The alliterating story below is based on a dream I had several years ago. Please contact me for permission to reproduce.

Darkness devours me.

I am enveloped in emptiness.

Are my eyes open or are they closed? I strain against this shroud of night and still see nothing.

What is this place?

An image illuminates in front of me. A large, leafy tree streaks past and vanishes.

It deserts me to the darkness again.

In a moment, more images appear. A rapid succession of snapshots and thoughts clamor before my eyes and mingle in my mind.

I see seedlings. Several supple shoots have emerged before me and then swiftly stream away.

“The first trees on earth were not seedlings”, my mind observes. “They were not created as small insignificant saplings.”

That thought is rapidly replaced with a vision of a man.

He’s maybe 30; he is muscular and needs to shave.

He fades away.

In his place I see an infant.

A tiny bundle of pink skin upon a soft blanket flickers briefly in my brain.

“Man was created with age,” is the next statement I hear. “Adam did not begin his life as a baby, he began as a grown man.”

The voice seems like my own.

The thoughts do not.

Reeling before me now is a blur of rivers, forests, mountains and even layers of the earth. It is like a movie rushing rapidly before my retina.

The soundtrack of this epic is proclaiming a peculiarly plain concept:

“The earth was created with age. Creation and evolution are not in total opposition. There is a reason that science finds the earth to be quite old: it was made that way.”

Thoughts continue to tumble through my mind; pictures parade before me. I listen in amazement to what seems to be puzzlingly profound and yet rather apparent all at once.

“Adam was created as an adult. Trees and plants were made fully grown.”

I suddenly feel quite certain that, if I were to chop down some of the trees that had been spoken into existence, I would find a range of rings running through their trunks.

“The earth was brought to life with age built into it… just like Adam. He did not begin life as an infant. The earth came into being with what it would need to sustain the life that was created. It was old when it was young.

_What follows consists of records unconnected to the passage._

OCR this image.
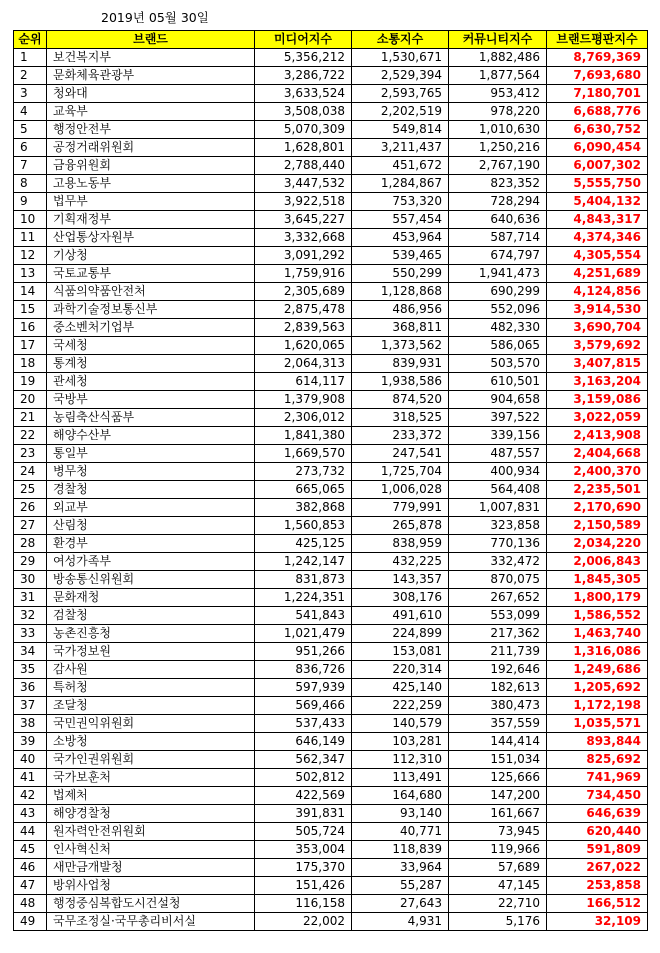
2019년 05월 30일
순위	브랜드	미디어지수	소통지수	커뮤니티지수	브랜드평판지수
1	보건복지부	5,356,212	1,530,671	1,882,486	8,769,369
2	문화체육관광부	3,286,722	2,529,394	1,877,564	7,693,680
3	청와대	3,633,524	2,593,765	953,412	7,180,701
4	교육부	3,508,038	2,202,519	978,220	6,688,776
5	행정안전부	5,070,309	549,814	1,010,630	6,630,752
6	공정거래위원회	1,628,801	3,211,437	1,250,216	6,090,454
7	금융위원회	2,788,440	451,672	2,767,190	6,007,302
8	고용노동부	3,447,532	1,284,867	823,352	5,555,750
9	법무부	3,922,518	753,320	728,294	5,404,132
10	기획재정부	3,645,227	557,454	640,636	4,843,317
11	산업통상자원부	3,332,668	453,964	587,714	4,374,346
12	기상청	3,091,292	539,465	674,797	4,305,554
13	국토교통부	1,759,916	550,299	1,941,473	4,251,689
14	식품의약품안전처	2,305,689	1,128,868	690,299	4,124,856
15	과학기술정보통신부	2,875,478	486,956	552,096	3,914,530
16	중소벤처기업부	2,839,563	368,811	482,330	3,690,704
17	국세청	1,620,065	1,373,562	586,065	3,579,692
18	통계청	2,064,313	839,931	503,570	3,407,815
19	관세청	614,117	1,938,586	610,501	3,163,204
20	국방부	1,379,908	874,520	904,658	3,159,086
21	농림축산식품부	2,306,012	318,525	397,522	3,022,059
22	해양수산부	1,841,380	233,372	339,156	2,413,908
23	통일부	1,669,570	247,541	487,557	2,404,668
24	병무청	273,732	1,725,704	400,934	2,400,370
25	경찰청	665,065	1,006,028	564,408	2,235,501
26	외교부	382,868	779,991	1,007,831	2,170,690
27	산림청	1,560,853	265,878	323,858	2,150,589
28	환경부	425,125	838,959	770,136	2,034,220
29	여성가족부	1,242,147	432,225	332,472	2,006,843
30	방송통신위원회	831,873	143,357	870,075	1,845,305
31	문화재청	1,224,351	308,176	267,652	1,800,179
32	검찰청	541,843	491,610	553,099	1,586,552
33	농촌진흥청	1,021,479	224,899	217,362	1,463,740
34	국가정보원	951,266	153,081	211,739	1,316,086
35	감사원	836,726	220,314	192,646	1,249,686
36	특허청	597,939	425,140	182,613	1,205,692
37	조달청	569,466	222,259	380,473	1,172,198
38	국민권익위원회	537,433	140,579	357,559	1,035,571
39	소방청	646,149	103,281	144,414	893,844
40	국가인권위원회	562,347	112,310	151,034	825,692
41	국가보훈처	502,812	113,491	125,666	741,969
42	법제처	422,569	164,680	147,200	734,450
43	해양경찰청	391,831	93,140	161,667	646,639
44	원자력안전위원회	505,724	40,771	73,945	620,440
45	인사혁신처	353,004	118,839	119,966	591,809
46	새만금개발청	175,370	33,964	57,689	267,022
47	방위사업청	151,426	55,287	47,145	253,858
48	행정중심복합도시건설청	116,158	27,643	22,710	166,512
49	국무조정실·국무총리비서실	22,002	4,931	5,176	32,109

The world was
made with maturity; it was also produced with purpose.”

These thoughts are thrilling. Why had I not seen this before? It seems so simple. Obtusely obvious. Had others not observed this correlation? If they had, why wasn’t it being candidly conveyed?

In the span of thirty seconds I have been ravaged by a radical revelation. I feel the weight of its worth resting on me; it is tantamount to tangible.

I am neither a theologian nor am I a scientist. I don’t claim that the ethics of evolution are completely compatible with the Bible’s account of creation. But certainly Science can come concurrent to creation and affirm our faith with facts.

Of course, the Omnipotent Originator of the Universe is exceedingly elusive to what our mind could ever envision. Above what science could ever extensively elucidate.

Accordingly, creation is confounding too. Each diverse discovery deems it more marvelous to grasp. Many scientists have reluctantly relented to the theory of Intelligent Design.

That’s why, alongside those facts, we also need faith.

Lying inexplicably at the intersection of those two essential elements is an exceptional endowment: the intermittent insight of our dreams.